Distros should then ship an initramfs with a /lib/firmware/vendor -> /vendorfw symlink, to allow the kernel to load early-loaded firmware directly. Where possible, they should have their bootloader directly load the CPIO. However, this might be difficult for external boot scenarios, or when /boot isn’t directly the ESP. To support the fallback scenario, there are a few requirements:

  • All drivers requiring firmware must be built as modules
  • Firmware must be located and loaded before udev starts up. This is because udev can arbitrarily cause modules to load and devices to probe (even if not triggered directly, the kernel can e.g. discover PCI devices while the initramfs is already running), and this creates race conditions where firmware might not be available when it is needed.

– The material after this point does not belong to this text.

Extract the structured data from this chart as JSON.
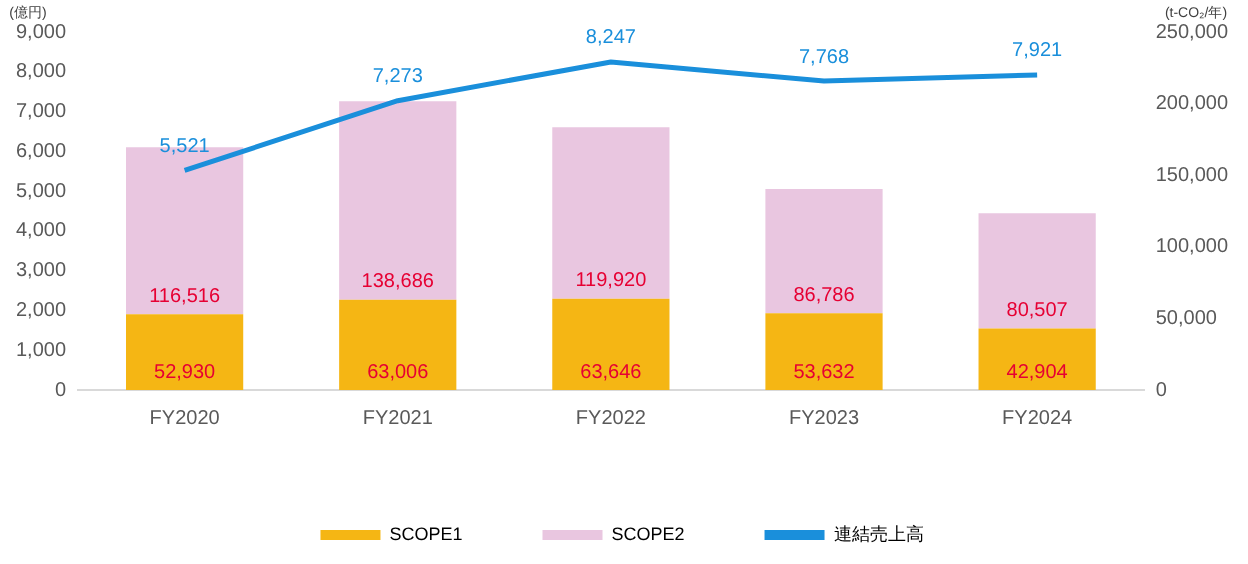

The initramfs must then forward this firmware into the final root filesystem. The recommended mechanism for this is to mount a tmpfs on /lib/firmware/vendor under the target root filesystem tree, and the copy the firmware there.

An example implementation for Linux can be found in the asahi-scripts repository.

Direct CPIO load can be accomplished with stock GRUB if /boot is the ESP mountpoint (i.e. GRUB and the kernels are directly installed in the ESP), using GRUB_EARLY_INITRD_LINUX_STOCK=vendorfw/firmware.cpio in /etc/default/grub.

Note: an older version of this document proposed an alternate mechanism with a tarball and incremental updates of firmware on the root filesystem. This was found to be error-prone, insufficient when the initramfs is not involved, and incompatible with immutable-root setups, and is now deprecated.